Mansoor Ijaz and Ambassdor Hussain Haqqani. - File Photo

WASHINGTON: Ambassador Husain Haqqani, a compulsive communicator, has been sending updates on his Twitter since arriving in Islamabad to explain to the country's top civilian and military leaders his role in the so-called memogate scandal.

His accuser, Mansoor Ijaz, has not been silent either. He too has been appearing on TV shows, sending email messages and talking to journalists, telling them how he was interviewed by DG ISI Lt-Gen Shuja Pasha two days after he had written his now much-publicised article in the Financial Times.

In that article, which appeared on Oct 20, Mr Ijaz alleged receiving a message from President Asif Ali Zardari, through Amb Haqqani, seeking US support for reining in the Pakistani military.

In his last Twitter message sent at 6:45 P.M. on Sunday, Mr Haqqani quoted Faiz's couplet which translated into English says: “All I did in madness was useful, although it caused great pains to my heart.”

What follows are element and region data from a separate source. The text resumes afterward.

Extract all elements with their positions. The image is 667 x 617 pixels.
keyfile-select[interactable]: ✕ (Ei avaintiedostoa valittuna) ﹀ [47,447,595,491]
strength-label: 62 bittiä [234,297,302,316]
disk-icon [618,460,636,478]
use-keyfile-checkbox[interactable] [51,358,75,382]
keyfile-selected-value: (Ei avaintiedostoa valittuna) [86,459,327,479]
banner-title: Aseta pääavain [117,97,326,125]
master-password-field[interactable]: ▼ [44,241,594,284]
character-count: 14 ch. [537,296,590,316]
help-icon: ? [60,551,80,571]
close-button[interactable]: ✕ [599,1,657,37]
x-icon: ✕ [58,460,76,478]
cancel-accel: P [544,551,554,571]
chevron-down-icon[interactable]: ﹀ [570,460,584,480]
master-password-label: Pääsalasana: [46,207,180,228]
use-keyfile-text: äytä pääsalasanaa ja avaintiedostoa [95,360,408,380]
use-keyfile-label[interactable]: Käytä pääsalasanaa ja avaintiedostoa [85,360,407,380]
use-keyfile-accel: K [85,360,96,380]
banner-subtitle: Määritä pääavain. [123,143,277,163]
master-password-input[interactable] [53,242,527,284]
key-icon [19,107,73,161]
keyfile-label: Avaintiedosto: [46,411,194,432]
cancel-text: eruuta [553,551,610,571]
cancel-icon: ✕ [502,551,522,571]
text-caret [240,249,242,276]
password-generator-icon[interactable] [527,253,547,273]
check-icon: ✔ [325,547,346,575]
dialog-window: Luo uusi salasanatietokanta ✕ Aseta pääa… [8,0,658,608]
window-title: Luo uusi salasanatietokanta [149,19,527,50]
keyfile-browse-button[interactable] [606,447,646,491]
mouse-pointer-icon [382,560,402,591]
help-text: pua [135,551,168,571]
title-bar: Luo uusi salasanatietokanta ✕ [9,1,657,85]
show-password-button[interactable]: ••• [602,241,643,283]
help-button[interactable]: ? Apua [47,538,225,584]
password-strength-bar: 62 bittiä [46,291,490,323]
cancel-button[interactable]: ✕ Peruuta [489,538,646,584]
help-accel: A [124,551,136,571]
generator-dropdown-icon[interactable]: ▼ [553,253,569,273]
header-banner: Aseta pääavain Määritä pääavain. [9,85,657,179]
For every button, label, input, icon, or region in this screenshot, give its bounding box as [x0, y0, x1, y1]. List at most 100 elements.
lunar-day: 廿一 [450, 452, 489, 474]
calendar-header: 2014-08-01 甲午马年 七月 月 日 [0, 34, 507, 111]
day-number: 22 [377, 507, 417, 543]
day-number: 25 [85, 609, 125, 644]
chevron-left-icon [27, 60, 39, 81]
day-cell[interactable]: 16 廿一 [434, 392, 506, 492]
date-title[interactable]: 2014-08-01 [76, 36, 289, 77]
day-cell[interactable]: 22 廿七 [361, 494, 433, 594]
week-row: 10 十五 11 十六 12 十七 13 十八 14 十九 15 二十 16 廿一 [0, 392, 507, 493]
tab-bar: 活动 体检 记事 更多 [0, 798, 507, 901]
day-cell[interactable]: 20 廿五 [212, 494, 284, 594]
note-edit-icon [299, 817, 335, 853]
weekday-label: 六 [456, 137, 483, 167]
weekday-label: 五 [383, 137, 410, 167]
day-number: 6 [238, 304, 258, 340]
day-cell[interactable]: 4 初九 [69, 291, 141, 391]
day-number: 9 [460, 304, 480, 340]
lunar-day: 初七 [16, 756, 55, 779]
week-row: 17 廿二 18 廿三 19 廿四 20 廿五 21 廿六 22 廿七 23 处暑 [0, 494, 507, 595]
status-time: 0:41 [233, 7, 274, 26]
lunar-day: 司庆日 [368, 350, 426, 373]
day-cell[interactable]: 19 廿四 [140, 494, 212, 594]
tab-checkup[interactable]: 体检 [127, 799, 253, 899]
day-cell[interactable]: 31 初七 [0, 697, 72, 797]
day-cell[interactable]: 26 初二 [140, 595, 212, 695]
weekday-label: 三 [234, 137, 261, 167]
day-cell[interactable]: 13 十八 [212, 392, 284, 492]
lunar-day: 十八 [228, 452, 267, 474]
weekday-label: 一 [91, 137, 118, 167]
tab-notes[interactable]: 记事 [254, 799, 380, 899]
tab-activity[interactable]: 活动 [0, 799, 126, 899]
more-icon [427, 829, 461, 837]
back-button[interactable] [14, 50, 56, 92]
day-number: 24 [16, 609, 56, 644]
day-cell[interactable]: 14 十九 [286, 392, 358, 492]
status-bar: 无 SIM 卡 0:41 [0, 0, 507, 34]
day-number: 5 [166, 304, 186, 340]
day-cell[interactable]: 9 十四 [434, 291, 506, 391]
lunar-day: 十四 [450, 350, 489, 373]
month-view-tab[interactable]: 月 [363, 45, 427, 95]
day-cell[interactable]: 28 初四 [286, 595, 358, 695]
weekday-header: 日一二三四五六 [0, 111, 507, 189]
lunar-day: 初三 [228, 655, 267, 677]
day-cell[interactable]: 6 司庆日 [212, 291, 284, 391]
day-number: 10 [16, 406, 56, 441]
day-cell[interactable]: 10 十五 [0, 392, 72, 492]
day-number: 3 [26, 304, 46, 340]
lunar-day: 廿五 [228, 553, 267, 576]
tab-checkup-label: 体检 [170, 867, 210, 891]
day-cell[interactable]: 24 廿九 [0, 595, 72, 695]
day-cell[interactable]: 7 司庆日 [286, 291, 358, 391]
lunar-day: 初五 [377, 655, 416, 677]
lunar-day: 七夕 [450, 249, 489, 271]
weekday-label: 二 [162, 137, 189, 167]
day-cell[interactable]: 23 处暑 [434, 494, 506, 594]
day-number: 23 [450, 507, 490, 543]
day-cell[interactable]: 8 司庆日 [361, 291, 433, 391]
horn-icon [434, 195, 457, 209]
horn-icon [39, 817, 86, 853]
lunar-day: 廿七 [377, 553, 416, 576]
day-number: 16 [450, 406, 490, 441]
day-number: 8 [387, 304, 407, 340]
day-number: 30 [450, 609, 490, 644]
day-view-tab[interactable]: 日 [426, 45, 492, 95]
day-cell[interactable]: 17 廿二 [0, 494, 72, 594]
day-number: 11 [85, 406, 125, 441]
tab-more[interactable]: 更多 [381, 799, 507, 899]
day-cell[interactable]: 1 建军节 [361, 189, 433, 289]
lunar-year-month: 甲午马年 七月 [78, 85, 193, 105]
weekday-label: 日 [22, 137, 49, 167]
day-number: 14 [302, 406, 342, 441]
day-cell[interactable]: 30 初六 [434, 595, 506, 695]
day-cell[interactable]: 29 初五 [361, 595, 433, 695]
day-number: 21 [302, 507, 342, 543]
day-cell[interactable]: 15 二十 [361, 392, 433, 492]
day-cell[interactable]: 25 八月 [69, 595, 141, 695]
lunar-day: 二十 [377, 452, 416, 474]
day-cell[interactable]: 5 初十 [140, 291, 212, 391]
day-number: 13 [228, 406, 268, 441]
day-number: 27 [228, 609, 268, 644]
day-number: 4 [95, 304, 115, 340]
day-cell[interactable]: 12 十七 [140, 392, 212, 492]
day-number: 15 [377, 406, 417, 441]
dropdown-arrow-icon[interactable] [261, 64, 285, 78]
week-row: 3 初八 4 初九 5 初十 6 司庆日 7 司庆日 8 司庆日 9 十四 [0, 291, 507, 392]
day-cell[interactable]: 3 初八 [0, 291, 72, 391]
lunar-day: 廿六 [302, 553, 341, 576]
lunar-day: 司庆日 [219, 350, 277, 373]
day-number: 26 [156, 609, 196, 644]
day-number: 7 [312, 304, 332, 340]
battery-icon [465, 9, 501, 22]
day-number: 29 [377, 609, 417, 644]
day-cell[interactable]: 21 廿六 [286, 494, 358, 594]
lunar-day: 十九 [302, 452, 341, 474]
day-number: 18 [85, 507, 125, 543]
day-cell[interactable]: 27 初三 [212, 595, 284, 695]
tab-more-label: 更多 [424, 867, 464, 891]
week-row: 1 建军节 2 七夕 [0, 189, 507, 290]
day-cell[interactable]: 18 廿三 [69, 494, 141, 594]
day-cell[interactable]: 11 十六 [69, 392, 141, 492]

In an earlier message, he quotes a verse from a Ghazal by Iftikhar Arif saying: “In our love for this land, we the defiant had to pay the debts that we never owed.”

“Is it true that Husain Haqqani wrote an article in 2000 asking Lashkar-e-Taiba to attack Bangalore IT Sector?” asked a Twitter follower.

“I only asked what might be the consequences if they did,” Mr Haqqani responded, with a smiling face attached to the response.

When one of his admirers wrote: “I hope one day a general has to cry on TV and mention deceased relatives in civilian burial grounds as proof of his patriotism,” Mr Haqqani liked this message and forwarded it to those following him on the Twitter.A day before he left Washington, Mr Haqqani broke down during a TV interview and said that his relatives had defended Pakistan and were buried in military graveyards.

One admirer wrote that he did not believe the allegations against Mr Haqqani, and finished his message with a prayer: “May God help you.”

“All support and prayers for you — you're our pride!” wrote a third admirer.

Mr Haqqani's responses clearly showed his unhappiness with being called to Islamabad to explain his position.

In a number of messages, he urges his admirers to watch the TV shows that had interviewed him to know his views.

“Memo from Mansoor Ijaz that he claims (& I deny) came from me,” he wrote.

“Do you think (the media) verified authenticity of BBM transcripts with their usual zeal for accuracy?” he asked in another message. “How can anyone prove that they are real?”

Mr Haqqani thanks another admirer who wrote an email to an American journalist who had questioned the memo's authenticity. “Thank you. You raised some good points,” he wrote.

“Already contradicted. IT never contacted me or any one I know. Raises Qs abt their credibility,” he wrote about the BBM messages Mr Ijaz had released.

In another message, he thanks an American journalist for describing him as a “patriot without honour in his country”.

In one message, he rejects the rumours surrounding his return to Pakistan as “nonsense of the kind that float around” in such situations in the Pakistani media. “I do not fear arrest & will go home,” he adds.

Meanwhile, Mr Ijaz has confirmed meeting the ISI chief on Oct 22 and giving him transcripts of his communications with Mr Haqqani.

“It is time for Pakistan's people to learn the whole truth about the leaders they have chosen,” he wrote in a message sent to the media.

“Should the formal inquiry ask me to appear and give evidence, I am prepared to travel to Pakistan and in an appropriately secured environment and give the evidence in my possession, allow forensic examination of my records and ensure that the truth which I hold is aired in the fullest manner possible,” he wrote.

“I am prepared to face Amb Haqqani, to debate him, to challenge him on his recollection of the facts and to make absolutely sure that neither he nor his superiors are able to distort a truth that was of their own conception.”

In the same message, Mr Ijaz praises Mr Haqqani's services for Pakistan, saying: “The ambassador has served his country ably and should be proud of his record in helping American lawmakers and officials understand one of the world's most complex political, military and religious environments.”

But his achievements did not give the envoy “licence to distort the truth in a matter as grave as this. Amb Haqqani has been a champion of that democracy, and it is now time for the transparency to which he has subscribed in public so often to demonstrate itself — the truth, the whole truth and nothing but the truth,” he concludes.